According to the Centers for Disease Control and Prevention, approximately 17%, or about 12.5 million, of the nation’s children and teens are obese. Since 1980, according to CDC statistics, obesity rates have nearly tripled.
Should parents of extremely obese children lose custody for not controlling their kids’ weight? An article by Dr. David Ludwig in the Journal of the American Medical Association answers in the affirmative, and joins ranks with others who believe the government should be allowed to intervene in extreme cases and that putting children in foster care may be better and more ethical than obesity surgery.
Roughly 2 million U.S. children are extremely obese and though most are not in any imminent danger, many have obesity-related conditions such as Type 2 diabetes, breathing difficulties and liver problems that could kill them by age 30. It is these kids for whom state intervention, including education, parent training, and temporary protective custody in the most extreme cases, should be considered, according to Dr. Ludwig.
Dr. Ludwig states that this is not to blame parents, but rather to act in the children’s best interest and get them help that for whatever reason their parents are unable to provide. Others argue that this debate blames parents when childhood obesity is more likely due to advertising, marketing, peer pressure, the suburban environment – things a parent cannot control.
As lamented by the eminent social critic, James Howard Kunstler, “Our towns have committed ritualized suicide in thrall to the WalMart God. Most Americans live in suburban habitats that are isolating, disaggregated, and neurologically punishing, and from which every last human quality unrelated to shopping convenience and personal hygiene has been expunged. We live in places where virtually no activity or service can be accessed without driving a car, and the (usually solo) journey past horrifying vistas of on-ramps and off-ramps offers no chance of a social encounter along the way. Our suburban environments have by definition destroyed the transition between the urban habitat and the rural hinterlands. In other words, we can’t walk out of town into the countryside anywhere. Our “homes,” as we have taken to calling mere mass-produced vinyl boxes at the prompting of the realtors, exist in settings leached of meaningful public space or connection to civic amenity, with all activity focused inward to the canned entertainments piped into giant receivers — where the children especially sprawl in masturbatory trances, fondling joysticks and keyboards, engorged on cheez doodles and taco chips.”

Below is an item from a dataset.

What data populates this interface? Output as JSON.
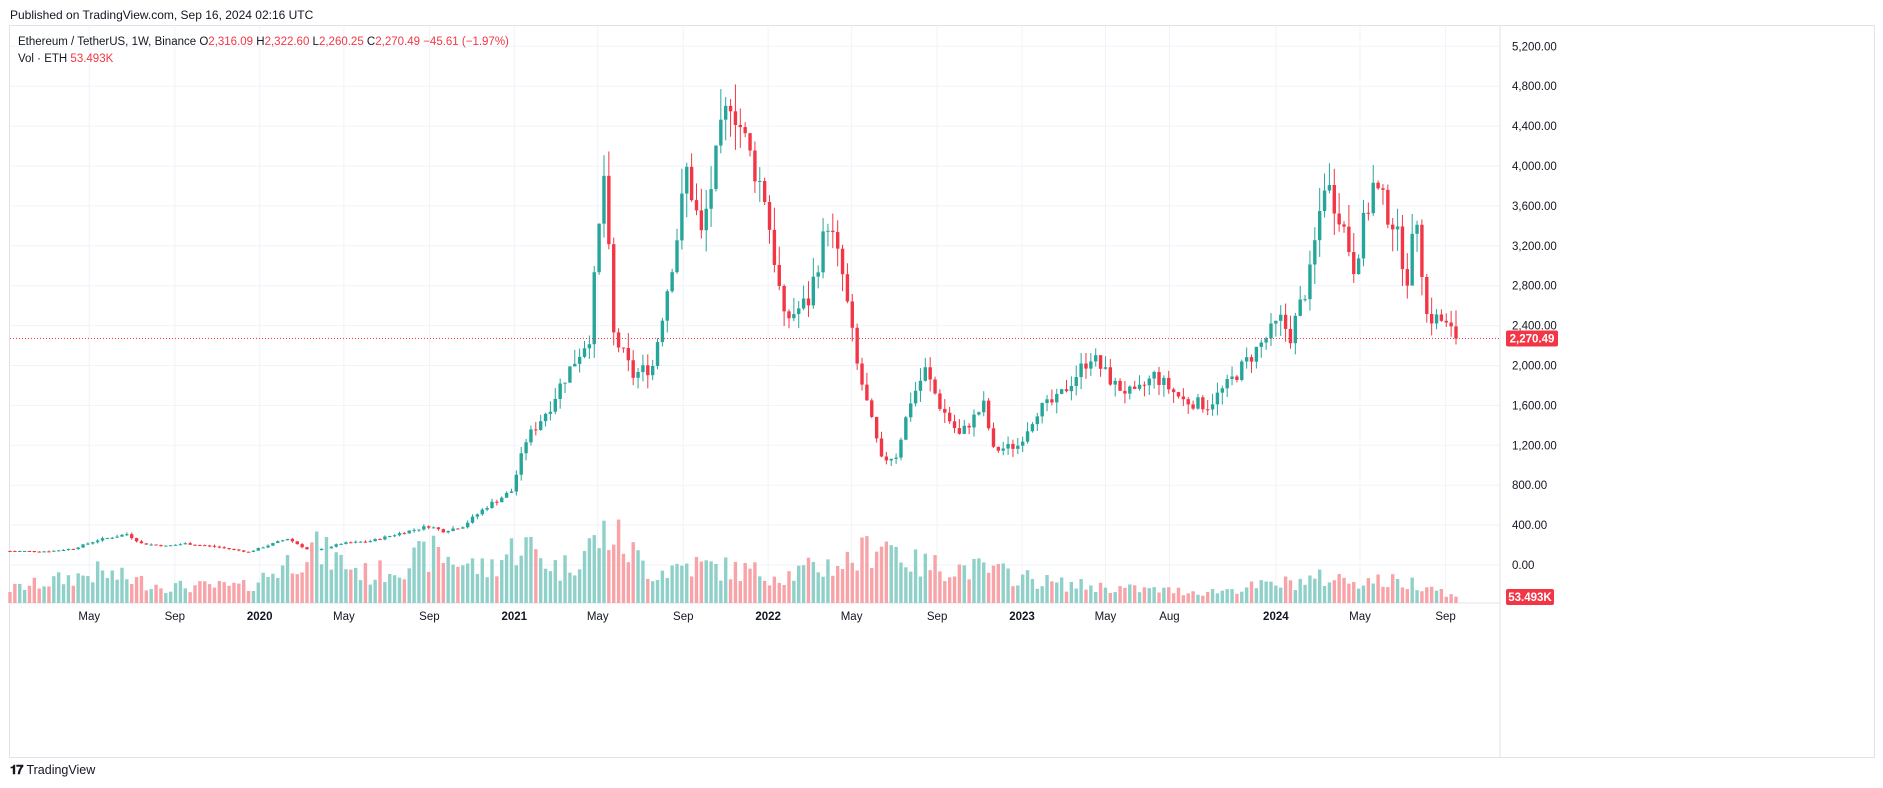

Maybe that is an extreme characterization, although I think not, but either way, there is no doubt that our children are becoming increasingly obese, and this debate provides much fodder for high-conflict divorcing parents and their hired gun litigators with accusations about their children’s weight and nutrition in an effort to convince judges that the other parent is inadequate.
Child custody and visitation battles have always been ugly. But now obesity is increasingly added to the mix of diatribes and aspersions cast from one parent to the other. The specifics vary. Sometimes it is a grossly overweight child and allegations that soft drinks and fast food comprise the child’s primary diet. Or perhaps, it is that the other parent is too obese to parent effectively.
Also, a few high profile news events have illuminated the obesity-and-custody issue. In 2009, a 555-pound, 14-year-old South Carolina boy was removed to foster care after his mother was arrested and charged with criminal neglect. The state’s Department of Social Services had determined that without state intervention, the boy was at risk of serious harm.
For judges in many states and in California, the question of custody turns on one issue: What is in the best interest of the child? The trend toward shared custody and child-support arrangements often turn on the relative strengths and weaknesses of each parent, so custody battles have become more contentious, since, unfortunately, it seems that people can always find another thing to fight over. How sad when it is their children.
To help judges, some states have added specific criteria to look at when considering the best interests of a child, such as to what degree is a child exercising and eating well. More fodder for the fight.
But parents in a Collaborative Divorce that includes a full team, divorce coaches and a child professional, can benefit from the child development advice and expertise to learn how to co-parent and communicate well and support each other in promoting the best possible physical and emotional health and well being of their children. So maybe it won’t change the physical environment articulated so well by JH Kunstler, but at least families can work together to hopefully, limit the toxic effects of that environment.